Они уже были знакомы. Ракушкин вспомнил, где видел ее – в выпуске новостей, в сюжете о стихийном народном митинге десяти тысяч бюджетников соседнего региона. Федеральные буквоеды, всегда решавшие сугубо тактические задачи, не смогли ее просчитать – кукиш свободного народного творчества сам расцвел пахучей розой посреди насажденной ими лебеды. Красота пробилась сквозь асфальт и стала тем настоящим, за что Ракушкин легко простил организаторам мероприятия то самое, что несколько желчных человек в толпе сквозь зубы называли лицемерием.

– Возьмешь? – с надеждой в голосе спросил завхоз.

Ракушкин уже протянул руку, но за спиной раздался крик Димы:

– Не трожьте нашу дулю! Мы ее зарезервировали!

Фига взметнулась рядом с триколорами, и демонстранты неторопливо двинулись к площади Революции. На полпути встали. Какая-то организация никак не могла выстроить своих в колонну. Сзади на стоящих «министерских» набрели по инерции члены регионального молодежного парламента со своими непонятными знаками на флагштоках, мутными и водянистыми как все их инициативы. Чуть поодаль топталось начальство – поголовно в безвкусных аляповатых дубленках и одинаковых норковых кепках.

Рядом возник Хвостов:

– У меня шапка не криво надета?

Пока Ракушкин поправлял ему головной убор, тот рассказал, что на площадь Революции понаехало телевизионщиков что грязи. Через каждый метр стоят фотокор с камерой и милиционер. Неудивительно, что ему захотелось хорошо выглядеть.

Женщины, услышав их разговор, тоже начали прихорашиваться.

– Камеры и милиционеры – это вставляет! – заметил Дима.

– Пошли уже, ноги мерзнут! – недовольно крикнул кто-то.

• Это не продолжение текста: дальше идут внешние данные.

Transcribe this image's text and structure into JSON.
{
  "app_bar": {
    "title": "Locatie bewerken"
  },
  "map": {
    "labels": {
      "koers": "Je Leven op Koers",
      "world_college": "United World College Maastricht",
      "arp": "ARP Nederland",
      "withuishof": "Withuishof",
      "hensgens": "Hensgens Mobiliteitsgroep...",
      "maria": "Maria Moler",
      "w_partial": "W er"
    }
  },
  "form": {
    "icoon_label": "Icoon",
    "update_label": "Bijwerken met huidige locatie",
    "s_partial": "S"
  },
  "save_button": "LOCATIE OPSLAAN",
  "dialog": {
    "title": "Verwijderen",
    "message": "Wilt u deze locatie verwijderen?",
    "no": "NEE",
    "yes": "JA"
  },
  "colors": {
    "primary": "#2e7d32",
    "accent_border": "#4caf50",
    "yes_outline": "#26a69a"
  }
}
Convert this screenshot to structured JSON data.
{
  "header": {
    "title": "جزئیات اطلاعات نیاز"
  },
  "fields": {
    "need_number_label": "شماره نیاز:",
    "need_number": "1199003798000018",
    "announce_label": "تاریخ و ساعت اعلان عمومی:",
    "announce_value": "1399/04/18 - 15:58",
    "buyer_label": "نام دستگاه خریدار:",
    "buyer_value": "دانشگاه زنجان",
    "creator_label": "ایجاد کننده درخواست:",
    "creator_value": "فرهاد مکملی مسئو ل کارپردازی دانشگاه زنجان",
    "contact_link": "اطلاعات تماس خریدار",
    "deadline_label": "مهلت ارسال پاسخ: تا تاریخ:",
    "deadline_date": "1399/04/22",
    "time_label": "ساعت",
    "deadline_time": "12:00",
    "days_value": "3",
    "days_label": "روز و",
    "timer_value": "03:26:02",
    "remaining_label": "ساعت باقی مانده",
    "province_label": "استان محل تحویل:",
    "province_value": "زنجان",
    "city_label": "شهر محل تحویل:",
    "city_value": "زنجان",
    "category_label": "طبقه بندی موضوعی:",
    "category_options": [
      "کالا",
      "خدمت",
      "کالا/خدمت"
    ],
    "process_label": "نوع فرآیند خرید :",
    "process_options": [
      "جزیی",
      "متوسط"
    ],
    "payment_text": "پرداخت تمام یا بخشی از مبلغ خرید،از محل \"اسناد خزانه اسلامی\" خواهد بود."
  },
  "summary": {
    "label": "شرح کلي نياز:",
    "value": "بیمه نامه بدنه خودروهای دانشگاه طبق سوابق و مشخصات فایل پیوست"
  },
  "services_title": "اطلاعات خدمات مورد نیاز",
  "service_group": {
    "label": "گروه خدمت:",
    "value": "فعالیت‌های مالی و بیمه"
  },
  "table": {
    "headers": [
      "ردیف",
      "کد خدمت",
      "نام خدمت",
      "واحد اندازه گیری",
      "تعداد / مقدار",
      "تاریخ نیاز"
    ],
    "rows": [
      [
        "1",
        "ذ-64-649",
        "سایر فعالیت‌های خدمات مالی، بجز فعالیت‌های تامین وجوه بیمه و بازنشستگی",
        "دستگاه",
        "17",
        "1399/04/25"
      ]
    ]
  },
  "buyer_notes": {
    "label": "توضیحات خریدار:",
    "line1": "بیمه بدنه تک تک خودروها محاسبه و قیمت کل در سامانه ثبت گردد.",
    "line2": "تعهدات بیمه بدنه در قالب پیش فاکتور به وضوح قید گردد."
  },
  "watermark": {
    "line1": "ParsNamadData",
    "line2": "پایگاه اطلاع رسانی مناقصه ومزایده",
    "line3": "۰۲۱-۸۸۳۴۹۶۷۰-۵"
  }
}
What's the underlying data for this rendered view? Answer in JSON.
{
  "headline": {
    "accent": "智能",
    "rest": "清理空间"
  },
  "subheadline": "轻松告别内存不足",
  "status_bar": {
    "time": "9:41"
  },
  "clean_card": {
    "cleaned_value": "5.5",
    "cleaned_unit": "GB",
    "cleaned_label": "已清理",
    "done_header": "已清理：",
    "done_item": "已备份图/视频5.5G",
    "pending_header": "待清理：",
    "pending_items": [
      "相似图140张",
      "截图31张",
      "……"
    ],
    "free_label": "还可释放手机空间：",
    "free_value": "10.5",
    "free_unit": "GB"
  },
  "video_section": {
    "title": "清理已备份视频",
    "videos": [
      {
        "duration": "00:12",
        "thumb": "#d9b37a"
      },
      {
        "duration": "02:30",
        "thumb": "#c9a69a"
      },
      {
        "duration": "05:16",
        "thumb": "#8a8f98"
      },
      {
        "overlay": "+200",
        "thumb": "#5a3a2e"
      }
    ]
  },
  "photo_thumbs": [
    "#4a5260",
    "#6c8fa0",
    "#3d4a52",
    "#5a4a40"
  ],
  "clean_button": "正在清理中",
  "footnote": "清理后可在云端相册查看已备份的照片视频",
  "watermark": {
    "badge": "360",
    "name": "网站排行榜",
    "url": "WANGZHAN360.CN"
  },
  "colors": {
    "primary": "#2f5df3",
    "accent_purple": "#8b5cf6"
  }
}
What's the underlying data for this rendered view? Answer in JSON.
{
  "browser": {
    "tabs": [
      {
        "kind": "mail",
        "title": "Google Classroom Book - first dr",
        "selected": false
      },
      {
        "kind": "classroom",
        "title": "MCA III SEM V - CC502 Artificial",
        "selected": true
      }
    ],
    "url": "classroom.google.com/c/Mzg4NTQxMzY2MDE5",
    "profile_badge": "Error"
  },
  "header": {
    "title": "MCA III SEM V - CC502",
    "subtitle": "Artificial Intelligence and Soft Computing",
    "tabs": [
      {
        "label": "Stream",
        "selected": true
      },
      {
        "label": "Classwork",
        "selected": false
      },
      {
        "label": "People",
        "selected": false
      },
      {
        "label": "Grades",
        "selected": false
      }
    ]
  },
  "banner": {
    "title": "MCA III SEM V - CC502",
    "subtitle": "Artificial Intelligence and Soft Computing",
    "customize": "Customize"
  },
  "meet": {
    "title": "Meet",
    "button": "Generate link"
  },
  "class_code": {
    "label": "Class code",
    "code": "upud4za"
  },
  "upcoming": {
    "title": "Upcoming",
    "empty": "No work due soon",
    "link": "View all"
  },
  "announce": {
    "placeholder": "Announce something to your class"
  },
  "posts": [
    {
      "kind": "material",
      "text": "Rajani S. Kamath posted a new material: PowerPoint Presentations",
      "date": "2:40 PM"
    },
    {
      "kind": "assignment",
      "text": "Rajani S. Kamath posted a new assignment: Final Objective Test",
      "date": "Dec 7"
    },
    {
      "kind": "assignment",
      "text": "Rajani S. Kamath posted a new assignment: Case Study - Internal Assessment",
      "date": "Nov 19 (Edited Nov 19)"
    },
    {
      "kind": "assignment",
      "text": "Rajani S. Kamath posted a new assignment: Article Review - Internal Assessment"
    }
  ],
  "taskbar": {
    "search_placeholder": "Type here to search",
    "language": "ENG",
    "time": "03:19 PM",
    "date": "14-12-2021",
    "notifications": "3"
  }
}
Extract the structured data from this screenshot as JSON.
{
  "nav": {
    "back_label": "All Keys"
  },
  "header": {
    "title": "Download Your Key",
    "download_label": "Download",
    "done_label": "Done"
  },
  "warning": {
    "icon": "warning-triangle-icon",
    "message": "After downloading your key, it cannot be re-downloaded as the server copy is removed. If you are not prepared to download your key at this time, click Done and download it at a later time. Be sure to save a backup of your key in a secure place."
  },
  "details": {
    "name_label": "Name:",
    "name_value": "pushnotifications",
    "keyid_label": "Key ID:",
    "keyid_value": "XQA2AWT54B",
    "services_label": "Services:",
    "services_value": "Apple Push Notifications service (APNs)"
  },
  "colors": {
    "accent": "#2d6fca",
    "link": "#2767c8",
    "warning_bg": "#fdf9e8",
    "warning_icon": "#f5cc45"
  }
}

Наконец, двинулись. И сразу сквозь затянутое пеленой небо проклюнулось солнце. Ракушкин был окружен со всех сторон людьми. Не единомышленниками – скорее, их объединяло отсутствие мыслей, и это своеобразное единство становилось скрепой. Настроение улучшалось. Его больше не нервировала молодежь, размахивающая своими дурацкими флагами. В конце концов, они тоже имели право демонстрировать, что они есть на этом свете. «В свои двадцать и я ездил Белый дом защищать!» – вспомнил Ракушкин, переполняясь гордостью. Он ненадолго позабыл про свой разменянный пятый десяток и стал с удовольствием разглядывать худую привлекательную девочку, шагающую рядом с толстой и некрасивой; ее ножки выгодно отличались от бесформенных слоновьих тумб зажиревшей подруги.

Он приметил впереди заместителя губернатора Иванова. Маленький, в неизбежной норковой кепке, тот семенил вместе со всеми, зажимая в кулаке тлеющую сигарету, хотя сам же полгода назад настаивал на полном запрете курения. Ракушкин вдруг догадался, что та плотная куча людей с Ивановым, по углам которой как кипарисы высились крепкие мужчины в кожаных плащах, была начальством. Значит, там был и губернатор, и председатели обеих дум, и где-то рядом трусил его непосредственный руководитель. На заре своей карьеры чиновника Ракушкин наивно попробовал обратиться с просьбой к одному из заместителей губернатора, в публичном пространстве крикливо кичащегося своей доступностью (вопрос не терпел отлагательств, а исполнители не имели полномочий) «Ответа не будет. Не его уровень!» – объяснили коллеги. Ракушкин на всю жизнь запомнил вкус осознания собственной ничтожности, и, между прочим, большую часть той пилюли составило сочувствие к руководителям. Сама система принуждала их к греху: даже если начальник хороший человек, он вынужден будет делать вид, что подчиненный для него никто, пустое место. Потому что его, Ракушкина, уровень где-то около щиколотки или у колена, как у зав. отдела, ну, а директор департамента замгубернатору, пожалуй, по пояс будет.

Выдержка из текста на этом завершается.